Whooping cough inflames the bronchi or airways of babies, making it difficult for them to breathe. The most common complication of the infection is pneumonia, which can be fatal. According to the CDC, there were 307 deaths from whooping cough between 2000 and 2017. Nearly 85% were babies under 2 months old.

“It's called whooping cough but very small babies don't always cough, they stop breathing,” said Murray, adding that the first thing parents should keep in mind is that anyone who is sick should try to come visit their newborn. “For babies themselves, any fever above 100.4 degrees Fahrenheit is something their pediatrician should know about,” she adds.

If a baby's lips turn blue or he doesn't seem to be breathing as he normally would, that “is something to worry about, especially if he's been around someone who is sick.”

The CDC recommends that babies start the DTaP vaccine series—which prevents diphtheria, tetanus, and pertussis—starting at 2 months. The series includes four more vaccines, at 4 and 6 months, from 15 to 18 months and from 4 to 6 years.

“The concern is that during the COVID-19 period, many children were not vaccinated regularly,” adds Schaffner, and “now professionals are trying to catch up.”

The DTPa vaccine, formulated to provoke an immune response in babies, whose systems are less developed than those of children, is 98% effective in preventing whooping cough during the first year after a five-dose series, according to the CDC. .

Adolescents and adults may require reinforcement

The Tdap vaccine is recommended for children 11 years and older who have not received the DTaP series, or for adults who may need a booster.

“It is important that all adults have received a dose of Tdap. After that, they should get a Td or Tdap vaccine every 10 years,” the CDC's Reed added, noting that protection wanes over time.

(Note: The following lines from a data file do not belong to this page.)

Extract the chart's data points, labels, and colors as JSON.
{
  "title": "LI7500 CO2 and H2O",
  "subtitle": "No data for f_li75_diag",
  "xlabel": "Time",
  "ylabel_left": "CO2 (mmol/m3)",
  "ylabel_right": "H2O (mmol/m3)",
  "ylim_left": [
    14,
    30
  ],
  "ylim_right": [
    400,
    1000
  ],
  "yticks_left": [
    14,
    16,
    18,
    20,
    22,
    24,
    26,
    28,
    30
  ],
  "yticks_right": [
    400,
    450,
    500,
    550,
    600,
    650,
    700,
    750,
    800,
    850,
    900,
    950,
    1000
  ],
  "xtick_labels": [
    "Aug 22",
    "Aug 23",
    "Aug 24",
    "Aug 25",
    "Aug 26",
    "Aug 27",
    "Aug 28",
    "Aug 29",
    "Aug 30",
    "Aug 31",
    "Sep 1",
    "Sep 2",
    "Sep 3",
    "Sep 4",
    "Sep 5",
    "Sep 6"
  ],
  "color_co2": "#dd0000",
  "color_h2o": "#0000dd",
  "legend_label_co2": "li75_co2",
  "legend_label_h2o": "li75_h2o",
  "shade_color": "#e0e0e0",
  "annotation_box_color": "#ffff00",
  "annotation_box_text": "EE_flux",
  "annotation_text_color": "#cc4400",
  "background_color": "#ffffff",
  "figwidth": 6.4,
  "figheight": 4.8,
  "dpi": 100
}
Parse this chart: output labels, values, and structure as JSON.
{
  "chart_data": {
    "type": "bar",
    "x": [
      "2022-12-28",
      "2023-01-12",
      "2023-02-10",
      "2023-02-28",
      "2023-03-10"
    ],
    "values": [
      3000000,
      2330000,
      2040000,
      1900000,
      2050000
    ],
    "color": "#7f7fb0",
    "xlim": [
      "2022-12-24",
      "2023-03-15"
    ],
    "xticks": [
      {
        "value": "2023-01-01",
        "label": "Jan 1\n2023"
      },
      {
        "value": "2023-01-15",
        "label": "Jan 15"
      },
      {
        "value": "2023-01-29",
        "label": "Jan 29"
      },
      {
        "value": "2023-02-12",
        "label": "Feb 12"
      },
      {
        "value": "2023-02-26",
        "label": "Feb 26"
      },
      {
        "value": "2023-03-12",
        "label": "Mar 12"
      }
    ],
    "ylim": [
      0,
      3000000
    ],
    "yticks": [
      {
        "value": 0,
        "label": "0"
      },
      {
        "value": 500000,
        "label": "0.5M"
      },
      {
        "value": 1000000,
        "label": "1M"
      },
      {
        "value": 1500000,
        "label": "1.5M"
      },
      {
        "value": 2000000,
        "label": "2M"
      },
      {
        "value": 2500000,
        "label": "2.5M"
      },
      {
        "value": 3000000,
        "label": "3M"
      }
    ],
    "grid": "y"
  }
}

Vaccinating adults protects children from whooping cough and reduces illness if the vaccinated person becomes ill. But “compliance with this rule is not optimal, giving older people the opportunity to contract it,” Schaffner said.

Although whooping cough can be dangerous for older adults, the main concern is that an adult will transmit the bacteria to an unvaccinated newborn.

“Anyone coming to see the newborn should have recently been vaccinated with the Tdap vaccine, to provide extra protection around the baby,” Schaffner added.

The CDC advises women to get a booster shot with each pregnancy. The American College of Obstetricians and Gynecologists recommends pregnant mothers get the Tdap vaccine during the third trimester. According to the CDC, this vaccine prevents about 78% of whooping cough cases and 90% of hospitalizations in babies under 2 months.

Is the bacteria mutating?

In 2019, CDC researchers found that the bacteria that causes whooping cough have changed over time, which could make current vaccines less protective than before.

“It is unclear what effect, if any, these changes have on the effectiveness of the vaccine,” Reed explained.

Schaffner said vaccines continue to offer significant protection and are currently the best method of protection.

“It's not like the flu. It mutates very slowly and these strains are sufficiently related to each other, so the vaccine still works,” she stated.

The flu virus mutates quickly, as does the coronavirus, so vaccines against these diseases must be updated every year. The DTPa and Tdap vaccines are not reformulated.

The current outbreaks are not cause for alarm, but parents of newborns should know the best ways to protect their children.

“It will not become a pandemic because we have a highly vaccinated population,” Schaffner said. “However, let's make sure that pregnant women get vaccinated, that babies get vaccinated on schedule, and that the rest of us get vaccinated against Tdap every 10 years.”